The ballot (SC-081) was supported by all four major browser vendors:
- Apple — proposed the change
- Google — voted in favor
- Mozilla — voted in favor
- Microsoft — voted in favor
CA opposition was mixed, but browser vendors have veto power. The change is happening.
Frequently asked questions
Will Let’s Encrypt change its 90-day validity?
Let’s Encrypt may reduce to 47 days when the new rules take effect, or keep 90 days if that’s still within the maximum. Either way, the renewal process is unchanged — and most users already renew at day 60.
Does this affect existing certificates?
No. Certificates already issued remain valid until their stated expiration date. The new rules apply to certificates issued after the effective dates.
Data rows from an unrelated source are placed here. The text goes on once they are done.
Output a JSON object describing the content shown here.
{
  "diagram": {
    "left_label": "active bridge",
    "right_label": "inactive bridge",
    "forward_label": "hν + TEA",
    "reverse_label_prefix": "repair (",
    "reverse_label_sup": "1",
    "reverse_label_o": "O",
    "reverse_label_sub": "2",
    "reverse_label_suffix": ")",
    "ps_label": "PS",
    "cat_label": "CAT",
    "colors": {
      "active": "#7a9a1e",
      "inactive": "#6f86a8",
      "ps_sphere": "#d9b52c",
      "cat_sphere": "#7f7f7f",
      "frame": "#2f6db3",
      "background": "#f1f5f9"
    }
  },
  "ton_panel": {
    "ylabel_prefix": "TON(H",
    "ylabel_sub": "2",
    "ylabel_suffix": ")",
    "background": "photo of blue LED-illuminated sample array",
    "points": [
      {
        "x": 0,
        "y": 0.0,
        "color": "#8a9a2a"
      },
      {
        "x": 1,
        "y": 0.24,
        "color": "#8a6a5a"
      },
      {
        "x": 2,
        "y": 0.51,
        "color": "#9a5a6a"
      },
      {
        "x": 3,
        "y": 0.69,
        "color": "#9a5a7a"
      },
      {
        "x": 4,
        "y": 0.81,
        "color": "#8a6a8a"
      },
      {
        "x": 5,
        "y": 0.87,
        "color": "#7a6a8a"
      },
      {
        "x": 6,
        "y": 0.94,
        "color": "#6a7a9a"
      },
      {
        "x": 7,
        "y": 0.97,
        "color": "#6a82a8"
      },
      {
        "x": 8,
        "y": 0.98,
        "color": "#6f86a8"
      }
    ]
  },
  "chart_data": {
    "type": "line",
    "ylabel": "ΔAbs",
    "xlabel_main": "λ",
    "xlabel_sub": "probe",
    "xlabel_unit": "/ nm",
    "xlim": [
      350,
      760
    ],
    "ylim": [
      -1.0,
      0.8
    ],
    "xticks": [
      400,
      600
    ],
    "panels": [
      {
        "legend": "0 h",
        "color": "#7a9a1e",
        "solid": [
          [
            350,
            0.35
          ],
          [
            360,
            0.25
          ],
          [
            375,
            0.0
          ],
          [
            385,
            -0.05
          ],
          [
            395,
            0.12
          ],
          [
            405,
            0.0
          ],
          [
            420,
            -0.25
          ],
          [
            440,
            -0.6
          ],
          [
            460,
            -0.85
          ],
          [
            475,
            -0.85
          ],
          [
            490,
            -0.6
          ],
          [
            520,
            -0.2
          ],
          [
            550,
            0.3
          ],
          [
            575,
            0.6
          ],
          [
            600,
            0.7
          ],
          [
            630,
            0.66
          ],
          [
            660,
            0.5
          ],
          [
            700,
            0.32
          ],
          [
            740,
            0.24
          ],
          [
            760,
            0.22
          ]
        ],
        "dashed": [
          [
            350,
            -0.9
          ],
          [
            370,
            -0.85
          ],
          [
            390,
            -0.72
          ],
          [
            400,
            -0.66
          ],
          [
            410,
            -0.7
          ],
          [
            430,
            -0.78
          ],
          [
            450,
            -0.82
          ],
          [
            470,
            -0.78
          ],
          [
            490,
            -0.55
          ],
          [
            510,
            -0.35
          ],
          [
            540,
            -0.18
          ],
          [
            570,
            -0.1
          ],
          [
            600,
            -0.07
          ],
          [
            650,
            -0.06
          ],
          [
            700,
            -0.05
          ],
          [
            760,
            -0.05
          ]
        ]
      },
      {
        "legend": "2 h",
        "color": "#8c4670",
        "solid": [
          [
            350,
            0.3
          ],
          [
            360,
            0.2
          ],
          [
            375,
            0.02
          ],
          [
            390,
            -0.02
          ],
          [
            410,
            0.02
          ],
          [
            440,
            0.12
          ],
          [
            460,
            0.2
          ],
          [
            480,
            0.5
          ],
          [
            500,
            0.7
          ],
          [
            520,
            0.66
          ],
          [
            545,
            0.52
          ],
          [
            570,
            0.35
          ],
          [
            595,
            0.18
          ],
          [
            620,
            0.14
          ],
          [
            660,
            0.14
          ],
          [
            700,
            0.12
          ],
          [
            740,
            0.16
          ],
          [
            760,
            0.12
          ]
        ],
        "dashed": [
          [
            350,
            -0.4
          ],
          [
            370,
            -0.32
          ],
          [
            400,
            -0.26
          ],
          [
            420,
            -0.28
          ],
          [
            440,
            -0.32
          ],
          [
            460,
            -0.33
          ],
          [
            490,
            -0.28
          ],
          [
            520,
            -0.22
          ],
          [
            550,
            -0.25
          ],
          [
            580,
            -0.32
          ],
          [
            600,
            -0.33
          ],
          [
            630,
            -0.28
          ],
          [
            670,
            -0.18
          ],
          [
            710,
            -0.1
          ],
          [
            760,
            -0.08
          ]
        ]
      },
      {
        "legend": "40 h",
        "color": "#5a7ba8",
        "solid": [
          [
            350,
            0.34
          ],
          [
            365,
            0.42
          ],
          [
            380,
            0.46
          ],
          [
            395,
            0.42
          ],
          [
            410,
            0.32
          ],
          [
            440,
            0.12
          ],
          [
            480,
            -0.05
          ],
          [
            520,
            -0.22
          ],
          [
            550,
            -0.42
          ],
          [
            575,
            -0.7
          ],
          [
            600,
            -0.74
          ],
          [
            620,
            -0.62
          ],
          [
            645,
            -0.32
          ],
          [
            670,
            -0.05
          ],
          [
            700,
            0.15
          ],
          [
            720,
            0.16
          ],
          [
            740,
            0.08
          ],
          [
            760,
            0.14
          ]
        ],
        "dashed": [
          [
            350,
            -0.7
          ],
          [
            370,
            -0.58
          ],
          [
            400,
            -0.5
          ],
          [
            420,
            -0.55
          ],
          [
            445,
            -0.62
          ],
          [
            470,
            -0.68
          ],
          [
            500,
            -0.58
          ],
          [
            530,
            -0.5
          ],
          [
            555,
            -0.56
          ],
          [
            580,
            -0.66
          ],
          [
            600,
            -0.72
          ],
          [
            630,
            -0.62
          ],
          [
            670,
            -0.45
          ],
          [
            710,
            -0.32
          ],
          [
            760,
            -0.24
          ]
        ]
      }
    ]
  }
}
Should I switch to Let’s Encrypt now?
If you’re paying for 1-year certificates, the cost/benefit ratio is shifting fast. Let’s Encrypt’s 90-day model is already closer to the 47-day future, and the ecosystem (Certbot, acme.sh, GetHTTPS) is mature. Switching now means you’re ready when the change hits.
Will this break old devices or browsers?
No. The change is about maximum validity, not the certificate format or TLS version. Old devices that work with current certificates will work with shorter-lived ones. The device doesn’t know or care how long the certificate is valid — it just checks the expiry date.
What about internal/private certificates?
This change applies to publicly-trusted certificates only (those in browser trust stores). Internal CAs issuing certificates for corporate networks are not bound by CA/B Forum rules.